I am angry when people are left out or ignored because they are different in some way, or have a need which is hard to understand.
Going for an outdoor swim makes me happy. Yes, I do love cold water! I’ve just signed up for a year to swim every day in the Ladies’ Pond on Hampstead Heath. My favourite sound is probably being out in nature early in the morning, preferably on a dry day.
This last year’s taught me the importance of being able to think about what I need. As someone who runs a charity, and likes to help people, it’s very easy for me to become overwhelmed, overworked — and then, slowly, without realising, not being fully myself. Learning to lead from a place of knowing that it’s OK to not be OK, and to take time to care for myself has been important.
I’ve really missed being able to have friends over for dinner and spend time with people close to me. I’m glad that with things easing I can start to do that a bit more again.

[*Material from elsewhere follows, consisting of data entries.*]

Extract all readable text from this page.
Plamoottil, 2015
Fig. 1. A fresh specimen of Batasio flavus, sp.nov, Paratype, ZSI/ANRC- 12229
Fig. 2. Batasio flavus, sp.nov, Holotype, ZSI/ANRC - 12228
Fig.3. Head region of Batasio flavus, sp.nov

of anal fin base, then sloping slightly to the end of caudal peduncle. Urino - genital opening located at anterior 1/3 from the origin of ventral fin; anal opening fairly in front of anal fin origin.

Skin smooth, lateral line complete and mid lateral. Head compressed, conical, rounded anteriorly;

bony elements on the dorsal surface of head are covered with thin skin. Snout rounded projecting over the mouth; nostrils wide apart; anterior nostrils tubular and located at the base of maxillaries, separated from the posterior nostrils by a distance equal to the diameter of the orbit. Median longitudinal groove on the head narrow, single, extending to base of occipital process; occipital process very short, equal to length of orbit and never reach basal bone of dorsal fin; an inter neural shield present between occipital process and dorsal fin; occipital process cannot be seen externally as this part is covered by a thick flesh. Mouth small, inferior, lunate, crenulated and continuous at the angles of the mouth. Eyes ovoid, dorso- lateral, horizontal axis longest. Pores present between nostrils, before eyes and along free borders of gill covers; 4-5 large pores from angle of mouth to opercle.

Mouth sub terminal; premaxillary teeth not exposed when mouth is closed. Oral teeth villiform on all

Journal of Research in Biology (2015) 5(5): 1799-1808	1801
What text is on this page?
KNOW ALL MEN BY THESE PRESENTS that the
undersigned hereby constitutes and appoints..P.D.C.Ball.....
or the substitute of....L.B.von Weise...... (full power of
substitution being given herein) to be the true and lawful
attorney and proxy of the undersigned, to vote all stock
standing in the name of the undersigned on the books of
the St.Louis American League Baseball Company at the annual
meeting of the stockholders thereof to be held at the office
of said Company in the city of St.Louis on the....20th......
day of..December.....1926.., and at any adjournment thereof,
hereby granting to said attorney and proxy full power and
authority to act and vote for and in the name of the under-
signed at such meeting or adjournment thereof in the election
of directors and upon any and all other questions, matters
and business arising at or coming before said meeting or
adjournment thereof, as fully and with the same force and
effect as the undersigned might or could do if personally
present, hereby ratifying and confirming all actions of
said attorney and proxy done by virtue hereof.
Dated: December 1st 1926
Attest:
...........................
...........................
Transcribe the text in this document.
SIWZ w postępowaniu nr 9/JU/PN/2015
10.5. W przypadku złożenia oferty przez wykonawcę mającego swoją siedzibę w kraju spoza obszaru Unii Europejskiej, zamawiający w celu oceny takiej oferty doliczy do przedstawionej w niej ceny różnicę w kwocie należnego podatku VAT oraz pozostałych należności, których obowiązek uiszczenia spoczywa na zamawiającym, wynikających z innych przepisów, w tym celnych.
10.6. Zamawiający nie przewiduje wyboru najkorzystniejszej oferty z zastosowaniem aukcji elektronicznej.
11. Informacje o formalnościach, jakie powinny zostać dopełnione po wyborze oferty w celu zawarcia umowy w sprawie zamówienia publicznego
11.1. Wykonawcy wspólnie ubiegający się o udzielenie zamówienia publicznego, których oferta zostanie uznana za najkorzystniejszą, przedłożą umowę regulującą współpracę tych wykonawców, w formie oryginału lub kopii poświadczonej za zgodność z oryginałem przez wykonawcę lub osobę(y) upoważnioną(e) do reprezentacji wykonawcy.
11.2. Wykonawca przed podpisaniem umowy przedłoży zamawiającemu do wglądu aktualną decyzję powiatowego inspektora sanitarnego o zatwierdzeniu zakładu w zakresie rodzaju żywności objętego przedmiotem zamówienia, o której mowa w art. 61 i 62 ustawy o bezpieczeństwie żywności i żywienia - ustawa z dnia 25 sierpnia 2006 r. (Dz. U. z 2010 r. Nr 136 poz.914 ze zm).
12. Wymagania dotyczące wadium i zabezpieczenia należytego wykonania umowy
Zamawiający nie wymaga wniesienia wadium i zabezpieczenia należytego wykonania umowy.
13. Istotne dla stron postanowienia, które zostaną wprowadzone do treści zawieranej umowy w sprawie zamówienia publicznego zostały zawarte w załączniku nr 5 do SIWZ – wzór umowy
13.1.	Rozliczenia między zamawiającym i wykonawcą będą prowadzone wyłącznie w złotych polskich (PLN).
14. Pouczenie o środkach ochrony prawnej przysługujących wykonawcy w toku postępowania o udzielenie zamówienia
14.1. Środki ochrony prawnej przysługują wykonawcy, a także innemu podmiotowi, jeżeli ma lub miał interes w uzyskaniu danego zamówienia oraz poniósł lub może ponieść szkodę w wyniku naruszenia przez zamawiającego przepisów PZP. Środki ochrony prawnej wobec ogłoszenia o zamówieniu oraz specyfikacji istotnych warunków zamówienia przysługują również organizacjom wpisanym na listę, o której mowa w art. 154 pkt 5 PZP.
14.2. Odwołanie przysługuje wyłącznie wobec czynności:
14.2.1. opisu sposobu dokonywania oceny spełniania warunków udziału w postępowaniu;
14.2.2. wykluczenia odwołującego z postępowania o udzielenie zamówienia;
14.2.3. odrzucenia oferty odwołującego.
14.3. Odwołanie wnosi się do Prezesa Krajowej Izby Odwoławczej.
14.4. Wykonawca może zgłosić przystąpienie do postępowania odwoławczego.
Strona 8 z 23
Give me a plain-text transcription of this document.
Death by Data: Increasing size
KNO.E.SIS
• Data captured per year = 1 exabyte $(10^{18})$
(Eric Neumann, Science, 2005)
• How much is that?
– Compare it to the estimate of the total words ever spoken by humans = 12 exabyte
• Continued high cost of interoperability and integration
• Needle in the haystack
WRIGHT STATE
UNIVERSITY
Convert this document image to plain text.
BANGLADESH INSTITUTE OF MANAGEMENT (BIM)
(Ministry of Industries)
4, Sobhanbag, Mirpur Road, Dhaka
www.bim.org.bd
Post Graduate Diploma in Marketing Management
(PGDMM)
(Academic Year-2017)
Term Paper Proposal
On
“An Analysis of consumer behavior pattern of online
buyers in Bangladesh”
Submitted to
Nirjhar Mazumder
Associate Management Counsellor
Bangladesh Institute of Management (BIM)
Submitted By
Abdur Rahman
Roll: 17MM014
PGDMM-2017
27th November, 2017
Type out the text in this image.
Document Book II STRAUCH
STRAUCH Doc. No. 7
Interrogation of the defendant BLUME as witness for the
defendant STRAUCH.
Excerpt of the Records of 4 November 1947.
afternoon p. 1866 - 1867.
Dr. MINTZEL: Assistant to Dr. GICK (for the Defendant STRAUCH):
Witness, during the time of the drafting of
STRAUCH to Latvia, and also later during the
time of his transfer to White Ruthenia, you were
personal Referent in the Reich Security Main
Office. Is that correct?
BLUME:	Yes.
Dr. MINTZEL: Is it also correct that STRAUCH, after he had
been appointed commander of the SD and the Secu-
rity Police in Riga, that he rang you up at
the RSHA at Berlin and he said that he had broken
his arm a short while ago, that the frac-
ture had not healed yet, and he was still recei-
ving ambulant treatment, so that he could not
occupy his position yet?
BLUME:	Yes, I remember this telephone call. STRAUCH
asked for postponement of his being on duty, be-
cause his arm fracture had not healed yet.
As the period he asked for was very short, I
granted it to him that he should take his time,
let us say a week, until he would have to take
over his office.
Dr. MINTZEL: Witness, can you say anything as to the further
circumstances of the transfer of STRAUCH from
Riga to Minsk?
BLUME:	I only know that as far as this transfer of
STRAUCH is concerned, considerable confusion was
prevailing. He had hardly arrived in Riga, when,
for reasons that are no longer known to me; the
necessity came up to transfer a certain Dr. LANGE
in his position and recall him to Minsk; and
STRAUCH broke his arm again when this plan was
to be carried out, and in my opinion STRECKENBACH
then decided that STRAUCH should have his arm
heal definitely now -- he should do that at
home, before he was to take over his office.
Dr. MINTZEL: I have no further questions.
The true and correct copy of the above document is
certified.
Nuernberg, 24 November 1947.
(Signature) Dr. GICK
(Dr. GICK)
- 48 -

I often pray for a breakthrough for the families I’m working with. I also pray that God fills me with his joy and peace each day, so I can continue to wholeheartedly do what he’s calling me to do.
I’m hopeful that God will continue to build his Kingdom here on earth, and we’ll see more and more people who feel like they’re on the edges brought into community and freedom.
I’d choose to be locked in a church with Mother Teresa. I’d love to know more of her heart, motivation, and courage to do what she did, loving individuals who were seen as outcasts by society.
Naomi Graham was talking to Terence Handley MacMath.